でも現代では短期的な成果を出すこと、株で言うと資金効率を高めてすぐに利益化することが求められる時代なので、すぐに諦める人っていうのが多い。

 

長期的なビジョンを持って、目の前のことをコツコツやれる。こういう人が少ないからこそ、やれる人は強いなって思います。

僕自身もビジネスをする上で、なるべく長期視点を持って生きていますが、逆に目先の利益ばかり求める人は嫌われます。

一気に利益を刈り取る狩猟型のビジネスではなく、信頼を蓄えてお客さんを勝たせ続ける農耕型のビジネスをしていきたいものです。

 

話がずれましたがフランクルのアウシュビッツでの動きというのは、まさにこうした長期目線のビジョンを持った上での、目先で意味を持って行動する。というものだったと言えるでしょう。
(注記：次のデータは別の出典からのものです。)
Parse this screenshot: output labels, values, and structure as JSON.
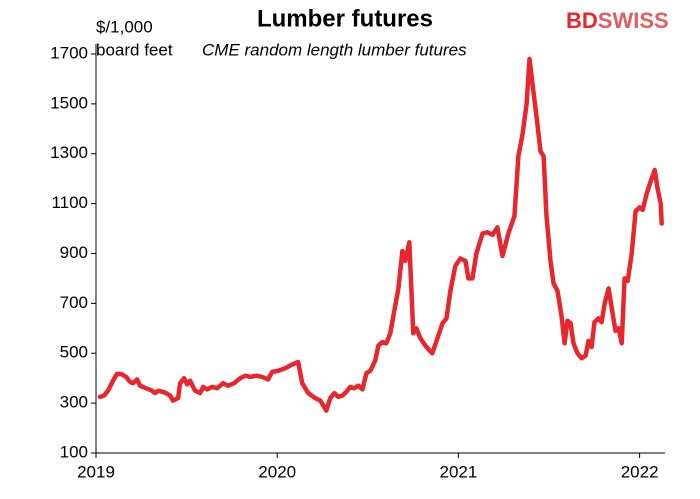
{
  "chart_data": {
    "type": "line",
    "title": "Lumber futures",
    "y_label_lines": [
      "$/1,000",
      "board feet"
    ],
    "annotation": "CME random length lumber futures",
    "logo": [
      "BD",
      "SWISS"
    ],
    "color": "#e8262d",
    "xlim": [
      2019,
      2022.14
    ],
    "xticks": [
      2019,
      2020,
      2021,
      2022
    ],
    "ylim": [
      100,
      1700
    ],
    "yticks": [
      100,
      300,
      500,
      700,
      900,
      1100,
      1300,
      1500,
      1700
    ],
    "grid": false,
    "x": [
      2019.022,
      2019.044,
      2019.066,
      2019.094,
      2019.116,
      2019.144,
      2019.166,
      2019.188,
      2019.204,
      2019.227,
      2019.243,
      2019.276,
      2019.309,
      2019.326,
      2019.343,
      2019.37,
      2019.387,
      2019.409,
      2019.425,
      2019.453,
      2019.464,
      2019.486,
      2019.503,
      2019.519,
      2019.547,
      2019.575,
      2019.591,
      2019.613,
      2019.641,
      2019.669,
      2019.702,
      2019.729,
      2019.762,
      2019.796,
      2019.823,
      2019.851,
      2019.884,
      2019.917,
      2019.95,
      2019.972,
      2020.006,
      2020.044,
      2020.083,
      2020.116,
      2020.138,
      2020.171,
      2020.21,
      2020.238,
      2020.271,
      2020.293,
      2020.315,
      2020.337,
      2020.359,
      2020.381,
      2020.403,
      2020.425,
      2020.448,
      2020.47,
      2020.492,
      2020.514,
      2020.541,
      2020.558,
      2020.58,
      2020.602,
      2020.624,
      2020.641,
      2020.669,
      2020.691,
      2020.707,
      2020.729,
      2020.751,
      2020.768,
      2020.79,
      2020.818,
      2020.856,
      2020.884,
      2020.912,
      2020.934,
      2020.956,
      2020.983,
      2021.011,
      2021.039,
      2021.055,
      2021.077,
      2021.099,
      2021.133,
      2021.16,
      2021.188,
      2021.215,
      2021.243,
      2021.276,
      2021.309,
      2021.331,
      2021.354,
      2021.376,
      2021.392,
      2021.414,
      2021.431,
      2021.453,
      2021.47,
      2021.486,
      2021.508,
      2021.525,
      2021.547,
      2021.569,
      2021.586,
      2021.602,
      2021.619,
      2021.635,
      2021.657,
      2021.68,
      2021.702,
      2021.718,
      2021.735,
      2021.751,
      2021.773,
      2021.79,
      2021.807,
      2021.829,
      2021.851,
      2021.867,
      2021.884,
      2021.901,
      2021.917,
      2021.934,
      2021.956,
      2021.978,
      2022.0,
      2022.017,
      2022.039,
      2022.061,
      2022.083,
      2022.099,
      2022.116,
      2022.122
    ],
    "values": [
      325,
      330,
      350,
      390,
      418,
      415,
      405,
      385,
      380,
      395,
      370,
      360,
      350,
      340,
      350,
      345,
      340,
      330,
      310,
      320,
      380,
      400,
      375,
      390,
      350,
      340,
      365,
      355,
      365,
      360,
      380,
      370,
      380,
      400,
      410,
      405,
      410,
      405,
      395,
      425,
      430,
      440,
      455,
      465,
      380,
      340,
      320,
      310,
      270,
      320,
      340,
      325,
      330,
      345,
      365,
      360,
      370,
      355,
      420,
      430,
      470,
      530,
      545,
      540,
      580,
      650,
      760,
      910,
      870,
      945,
      580,
      600,
      560,
      530,
      500,
      560,
      620,
      640,
      750,
      850,
      880,
      870,
      800,
      800,
      900,
      980,
      985,
      975,
      1005,
      890,
      980,
      1050,
      1290,
      1380,
      1500,
      1680,
      1550,
      1450,
      1310,
      1290,
      1050,
      870,
      780,
      750,
      650,
      540,
      630,
      620,
      540,
      500,
      480,
      490,
      550,
      525,
      625,
      640,
      625,
      700,
      760,
      660,
      590,
      600,
      540,
      800,
      790,
      900,
      1070,
      1085,
      1075,
      1140,
      1190,
      1235,
      1160,
      1100,
      1020
    ]
  }
}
自分はこのアウシュビッツを出て、ここでの体験や書き残していた精神科医としての原稿を完成させて、世の中に発表するんだ。この強い意志とビジョンを持っていたからこそ、看守に対して真心を持って接したり(浮気の相談に乗るなど)できたのだと思います。

ああ、アウシュビッツに捕まった、いつまでも出れへん。終わった…と考えて諦めてしまう人がほとんどであった状況において、こうして自分の中の生きる意味、生き残る意味を持っていたからこそ、要所要所の選択においてフランクルは自分自身が生き残る選択肢を、潜在意識的に取り続けたのだと言えるでしょう。

 

繰り返しになりますが

生きることからなにを期待するかではなく、むしろひたすら、生きることがわたしたちからなにを期待しているかが問題なのだ

この言葉からの学びを深めると

・目の前の具体的事例、具体的出来事に対して人生は何を求めているのか?で考えるのみ

・よって、過去や未来は気にしなくていい

・自分が何をしたいか?は気にしなくていい

ということが言えます。

 

つまり目の前のことに対して、これどうやってやればいいんだ?を考えてやり続けるだけなんだよ。ということをフランクルは言っています。

 

まとめ

フランクルの夜と霧を批判する言論はほぼ見当たりませんが、「人生に意味を見出せばいい、という当たり前のことを言っているだけだ」と批判している文章を見つけました。

いやいや、その背景情報となるフランクルが置かれた壮絶な状況を考えてみたら、このような発言はできないはずです。

「人生に意味を見出す」「苦しみにも意味がある」という同じ一言を発すにしても、背景情報の深さから、その重みが全く違っているのです。

 

この不安だらけで、夢も希望もない日本においても、これだけシンプルかつ強力な考え方を持つということは、非常に人生にとってよい指針を与えてくれるものである。と僕は考えます。

極限状態のアウシュビッツ強制収容所において、人間の本質や生きる意味を問いかけ続けたフランクルからは、学ぶべき示唆がたくさんあるので、興味を持った方はぜひご一読ください。非常におすすめの一冊です。